There are different approaches to “normalizing” Na _D concentration. One is to adjust it to Na _PW , to prevent a drop in plasma osmolarity secondary to diffusive losses. Then, the only sodium removed is by convection. Another approach is to aim for normal sodium balance at the end of treatment. Because daily sodium and water intakes are about 100 mmol and 1 L, respectively, adequate Na _D should permit sodium and water removal in this proportion, resulting in an Na _D of approximately 145 mmol/L.

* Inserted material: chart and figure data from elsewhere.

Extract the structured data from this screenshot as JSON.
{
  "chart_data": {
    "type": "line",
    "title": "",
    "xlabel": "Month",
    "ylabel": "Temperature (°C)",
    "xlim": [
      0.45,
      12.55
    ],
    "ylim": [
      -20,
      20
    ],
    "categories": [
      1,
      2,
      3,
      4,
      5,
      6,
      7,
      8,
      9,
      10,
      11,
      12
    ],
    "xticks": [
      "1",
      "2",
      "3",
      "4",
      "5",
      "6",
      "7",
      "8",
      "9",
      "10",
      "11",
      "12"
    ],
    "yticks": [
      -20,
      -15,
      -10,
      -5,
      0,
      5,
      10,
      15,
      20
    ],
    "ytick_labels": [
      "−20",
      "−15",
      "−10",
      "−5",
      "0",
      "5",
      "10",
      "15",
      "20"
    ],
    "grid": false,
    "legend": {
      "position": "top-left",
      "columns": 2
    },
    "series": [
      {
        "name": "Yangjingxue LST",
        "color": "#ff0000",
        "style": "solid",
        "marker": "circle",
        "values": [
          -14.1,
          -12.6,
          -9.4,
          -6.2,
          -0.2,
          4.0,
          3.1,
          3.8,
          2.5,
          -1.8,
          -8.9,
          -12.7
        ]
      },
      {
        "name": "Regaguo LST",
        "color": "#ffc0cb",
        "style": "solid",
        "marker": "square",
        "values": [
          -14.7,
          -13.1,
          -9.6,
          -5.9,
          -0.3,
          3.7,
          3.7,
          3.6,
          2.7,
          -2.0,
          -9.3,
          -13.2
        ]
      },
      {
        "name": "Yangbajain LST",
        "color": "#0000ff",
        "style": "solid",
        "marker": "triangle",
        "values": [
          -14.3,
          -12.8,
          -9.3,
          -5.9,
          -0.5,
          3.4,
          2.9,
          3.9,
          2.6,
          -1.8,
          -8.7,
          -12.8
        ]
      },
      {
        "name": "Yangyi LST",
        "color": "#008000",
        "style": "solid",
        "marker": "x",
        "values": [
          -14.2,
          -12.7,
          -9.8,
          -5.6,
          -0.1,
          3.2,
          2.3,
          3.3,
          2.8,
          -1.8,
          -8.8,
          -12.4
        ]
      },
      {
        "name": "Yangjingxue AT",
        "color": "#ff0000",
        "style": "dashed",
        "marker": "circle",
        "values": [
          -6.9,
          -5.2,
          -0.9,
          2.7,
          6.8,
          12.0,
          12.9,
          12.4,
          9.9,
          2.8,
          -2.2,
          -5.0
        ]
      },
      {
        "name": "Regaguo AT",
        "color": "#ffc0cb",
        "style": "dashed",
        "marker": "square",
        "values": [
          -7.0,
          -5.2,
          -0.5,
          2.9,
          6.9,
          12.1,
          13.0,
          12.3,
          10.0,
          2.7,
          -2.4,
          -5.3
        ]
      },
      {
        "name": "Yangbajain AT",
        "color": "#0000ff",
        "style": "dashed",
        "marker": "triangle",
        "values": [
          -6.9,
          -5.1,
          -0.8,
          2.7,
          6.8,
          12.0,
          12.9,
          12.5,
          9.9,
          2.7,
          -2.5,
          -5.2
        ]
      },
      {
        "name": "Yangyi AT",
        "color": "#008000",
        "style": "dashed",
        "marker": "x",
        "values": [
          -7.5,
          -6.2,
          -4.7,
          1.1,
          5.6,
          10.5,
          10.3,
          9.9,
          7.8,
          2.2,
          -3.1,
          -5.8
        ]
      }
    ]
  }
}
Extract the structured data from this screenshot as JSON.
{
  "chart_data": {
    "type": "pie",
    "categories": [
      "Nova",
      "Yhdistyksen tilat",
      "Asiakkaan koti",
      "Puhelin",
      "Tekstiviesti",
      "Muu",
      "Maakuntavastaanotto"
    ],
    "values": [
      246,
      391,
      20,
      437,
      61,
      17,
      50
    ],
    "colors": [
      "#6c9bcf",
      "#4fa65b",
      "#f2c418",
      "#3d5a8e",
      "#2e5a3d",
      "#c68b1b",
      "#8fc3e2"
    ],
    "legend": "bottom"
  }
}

With modern dialysis machines it is possible to change Na _D during the treatment continually, performing so-called sodium profiling. Usually, Na _D is hypertonic at the beginning of treatment, counteracting urea flux from cells to extracellular space while urea removal is at its peak. Then Na _D is reduced progressively, approaching normal at the end of dialysis. Increased Na _D at the time of peak ultrafiltration rate can increase refilling of extracellular compartment with improved venous refill. The limitations of using sodium profiling to limit intradialytic symptoms are the risk of positive sodium balance at the end of dialysis, difficulties in modeling complex interactions among Na _PW , serum protein concentration, total body water, and plasma refilling rate, and variations in the temporal relationship between decreased circulating blood volume and hypotension. The results of these studies depend upon the final dialysate sodium delivered being that which is desired, and manufacturers are allowed an error in the A and B dialysate concentrates. In the future, improved sodium kinetic modeling may help create a software biofeedback loop based on online signals from the patient-machine complex.

Potassium

In patients undergoing long-term dialysis and consuming a liberal diet, daily potassium intake varies between 60 and 80 mmol. With consideration of that fact, thrice-weekly dialysis with a potassium bath of 1.5 to 2.0 mmol/L seems to produce an acceptable potassium balance in most patients. However, relative hypoinsulinemia and metabolic acidosis can shift potassium from the intracellular space to the extracellular space. Clinical scenarios of cytolysis (ischemia, hemolysis, trauma, internal bleeding), renal tubular acidosis type 4 or fasting in patients with diabetes, administration of various medicines (angiotensin-converting enzyme inhibitors, angiotensin receptor blockers, nonsteroidal antiinflammatory drugs, trimethoprim, and nonselective beta blockers) also can contribute to hyperkalemia. Rapid correction of hyperkalemia in metabolic acidosis theoretically can hyperpolarize cells, with persistence of intracellular acidosis. All of these factors, together with dietary variations, dictate personalization of dialysate potassium content. For life-threatening hyperkalemia, a zero-potassium bath is feasible. The contribution of dialysis with a low-potassium bath to the risks of dangerous ventricular ectopy and cardiac arrest is unclear. Supraphysiologic dialysate bicarbonate concentrations in conjunction with higher acetate concentrations may exacerbate the propensity for cardiac arrhythmias by altering the QTc interval resulting from shifts of potassium between the extra- and intracellular space. For patients with poor potassium intake or increased losses through diarrhea, dialysis fluid containing 4 mmol/L of potassium can be advised.